Les critiques soulignent qu’une telle expulsion a rendu les prisonniers politiques vulnérables et apatrides, dépendants du soutien des gouvernements étrangers et de leur famille à l’étranger. Cet effort a également été considéré comme une tentative d’expulser ceux qui pourraient constituer une menace pour les dirigeants d’Ortega.
Les actions d’Ortega pour étouffer la dissidence se sont accompagnées d’un effort de consolidation du pouvoir.
L’Assemblée nationale sandiniste du Nicaragua a approuvé des réformes qui prolongeraient le mandat présidentiel à six ans, permettraient la nomination d’un nombre illimité de vice-présidents et permettraient une plus grande implication de l’armée dans les affaires de police.
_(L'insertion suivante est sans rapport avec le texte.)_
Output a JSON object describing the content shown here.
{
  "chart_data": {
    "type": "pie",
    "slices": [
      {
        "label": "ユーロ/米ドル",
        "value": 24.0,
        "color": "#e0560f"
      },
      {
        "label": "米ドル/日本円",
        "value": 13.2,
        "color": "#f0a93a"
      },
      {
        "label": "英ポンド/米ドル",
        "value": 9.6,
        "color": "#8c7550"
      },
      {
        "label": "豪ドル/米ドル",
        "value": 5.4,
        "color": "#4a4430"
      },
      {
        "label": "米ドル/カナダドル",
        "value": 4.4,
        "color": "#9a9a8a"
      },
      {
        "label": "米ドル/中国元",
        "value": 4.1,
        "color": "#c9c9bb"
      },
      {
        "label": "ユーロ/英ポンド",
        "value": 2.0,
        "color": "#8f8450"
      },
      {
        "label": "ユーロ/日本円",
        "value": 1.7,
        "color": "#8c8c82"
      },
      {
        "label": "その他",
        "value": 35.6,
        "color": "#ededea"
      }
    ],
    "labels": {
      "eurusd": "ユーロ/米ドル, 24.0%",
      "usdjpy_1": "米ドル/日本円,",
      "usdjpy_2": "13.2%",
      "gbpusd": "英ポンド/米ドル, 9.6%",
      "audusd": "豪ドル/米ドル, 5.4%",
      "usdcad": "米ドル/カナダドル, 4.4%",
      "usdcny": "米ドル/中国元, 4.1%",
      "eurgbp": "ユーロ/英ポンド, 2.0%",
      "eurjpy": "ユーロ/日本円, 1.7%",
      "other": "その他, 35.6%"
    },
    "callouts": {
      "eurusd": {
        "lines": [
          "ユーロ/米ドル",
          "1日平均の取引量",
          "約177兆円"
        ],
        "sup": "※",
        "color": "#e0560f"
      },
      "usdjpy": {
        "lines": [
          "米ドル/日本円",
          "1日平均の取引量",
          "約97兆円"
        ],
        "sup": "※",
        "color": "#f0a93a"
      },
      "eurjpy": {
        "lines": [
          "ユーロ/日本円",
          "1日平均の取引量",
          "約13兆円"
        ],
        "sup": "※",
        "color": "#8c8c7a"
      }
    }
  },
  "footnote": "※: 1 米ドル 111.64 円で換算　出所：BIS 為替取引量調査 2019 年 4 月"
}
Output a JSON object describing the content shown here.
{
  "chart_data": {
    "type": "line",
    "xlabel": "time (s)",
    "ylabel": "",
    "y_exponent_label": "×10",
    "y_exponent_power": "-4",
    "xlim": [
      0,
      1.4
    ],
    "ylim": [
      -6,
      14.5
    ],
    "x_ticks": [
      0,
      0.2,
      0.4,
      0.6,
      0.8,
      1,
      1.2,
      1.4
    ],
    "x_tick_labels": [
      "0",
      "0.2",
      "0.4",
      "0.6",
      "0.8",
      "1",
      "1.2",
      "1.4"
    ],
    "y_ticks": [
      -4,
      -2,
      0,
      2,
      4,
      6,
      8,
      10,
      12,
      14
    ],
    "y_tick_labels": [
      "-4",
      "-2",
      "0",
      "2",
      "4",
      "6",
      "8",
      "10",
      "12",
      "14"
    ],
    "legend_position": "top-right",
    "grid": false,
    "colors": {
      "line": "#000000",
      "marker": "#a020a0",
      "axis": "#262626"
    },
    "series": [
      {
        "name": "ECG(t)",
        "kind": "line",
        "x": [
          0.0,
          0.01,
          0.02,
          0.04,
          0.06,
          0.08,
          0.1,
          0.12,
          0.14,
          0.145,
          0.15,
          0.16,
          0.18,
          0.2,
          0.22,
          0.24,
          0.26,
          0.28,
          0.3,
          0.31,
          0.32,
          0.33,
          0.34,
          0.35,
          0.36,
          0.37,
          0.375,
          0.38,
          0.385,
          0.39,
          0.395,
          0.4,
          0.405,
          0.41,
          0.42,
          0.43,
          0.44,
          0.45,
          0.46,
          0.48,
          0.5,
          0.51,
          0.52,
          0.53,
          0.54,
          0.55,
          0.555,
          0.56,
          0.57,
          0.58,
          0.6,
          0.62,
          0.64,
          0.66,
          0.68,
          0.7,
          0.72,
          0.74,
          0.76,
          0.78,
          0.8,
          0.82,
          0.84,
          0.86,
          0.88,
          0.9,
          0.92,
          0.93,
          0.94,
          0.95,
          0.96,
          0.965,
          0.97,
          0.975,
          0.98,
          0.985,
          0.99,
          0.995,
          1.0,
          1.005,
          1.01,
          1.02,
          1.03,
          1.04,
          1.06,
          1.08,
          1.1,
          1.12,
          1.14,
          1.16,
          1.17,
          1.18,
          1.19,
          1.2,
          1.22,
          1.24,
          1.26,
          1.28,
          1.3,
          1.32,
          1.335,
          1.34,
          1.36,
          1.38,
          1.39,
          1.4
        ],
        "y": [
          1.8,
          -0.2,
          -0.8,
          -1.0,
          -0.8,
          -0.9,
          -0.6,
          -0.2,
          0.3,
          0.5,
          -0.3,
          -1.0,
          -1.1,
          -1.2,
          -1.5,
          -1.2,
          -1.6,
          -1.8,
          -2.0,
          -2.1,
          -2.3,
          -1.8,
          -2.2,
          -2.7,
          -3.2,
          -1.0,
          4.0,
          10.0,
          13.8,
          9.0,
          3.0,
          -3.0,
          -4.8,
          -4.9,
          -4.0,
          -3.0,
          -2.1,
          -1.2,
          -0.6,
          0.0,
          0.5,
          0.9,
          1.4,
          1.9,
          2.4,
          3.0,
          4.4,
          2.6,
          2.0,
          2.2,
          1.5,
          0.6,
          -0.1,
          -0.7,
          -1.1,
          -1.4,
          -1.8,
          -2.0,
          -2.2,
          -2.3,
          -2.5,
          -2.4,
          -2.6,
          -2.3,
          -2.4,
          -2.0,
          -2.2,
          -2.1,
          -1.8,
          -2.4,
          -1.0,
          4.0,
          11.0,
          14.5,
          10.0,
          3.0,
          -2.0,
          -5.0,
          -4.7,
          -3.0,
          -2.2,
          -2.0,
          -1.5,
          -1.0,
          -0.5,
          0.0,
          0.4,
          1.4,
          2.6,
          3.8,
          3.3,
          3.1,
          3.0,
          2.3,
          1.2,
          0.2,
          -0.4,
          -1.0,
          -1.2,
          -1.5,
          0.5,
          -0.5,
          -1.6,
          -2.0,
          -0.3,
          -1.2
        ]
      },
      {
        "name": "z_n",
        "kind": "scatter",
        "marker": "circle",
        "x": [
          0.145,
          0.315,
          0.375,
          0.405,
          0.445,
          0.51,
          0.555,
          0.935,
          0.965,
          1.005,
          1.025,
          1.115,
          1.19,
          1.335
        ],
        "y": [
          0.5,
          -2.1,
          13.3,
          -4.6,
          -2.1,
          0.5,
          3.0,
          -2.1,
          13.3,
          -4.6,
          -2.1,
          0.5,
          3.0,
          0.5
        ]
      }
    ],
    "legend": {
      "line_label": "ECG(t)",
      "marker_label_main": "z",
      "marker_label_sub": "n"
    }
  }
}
Ortega a également élevé son épouse, Murillo, de vice-présidente à co-présidente. Dans le cas de la mort d’Ortega, les réformes permettraient à Murillo de lui succéder sans qu’il soit nécessaire de convoquer de nouvelles élections.
Depuis son retour au pouvoir pour un second mandat en 2025, Trump s’intéresse activement à la politique latino-américaine, notamment en pesant sur les élections de la région.
Il a soutenu à plusieurs reprises des candidats de droite pour remplacer les dirigeants de gauche et a menacé de suspendre le soutien financier américain, en fonction des résultats des élections.
Au Venezuela, Trump a également autorisé une opération militaire le 3 janvier pour destituer le président de l’époque, Nicolas Maduro, adversaire de longue date – une décision largement dénoncée comme une violation du droit international. Depuis, il a également menacé Cuba d’une action militaire.
Le Nicaragua n’a pas fait l’objet d’autant d’attention de la part de Trump, même si Rubio l’a mentionné à plusieurs reprises dans le même contexte que Cuba et le Venezuela. Le secrétaire d’État a également qualifié le gouvernement Ortega-Murillo d’« ennemi de l’humanité ».
Dans la déclaration de lundi, Rubio a réaffirmé le soutien des États-Unis aux militants des droits de l’homme au Nicaragua.
« Les États-Unis se tiennent aux côtés du peuple nicaraguayen qui, comme Rivera, aspire à un Nicaragua libre », a-t-il écrit.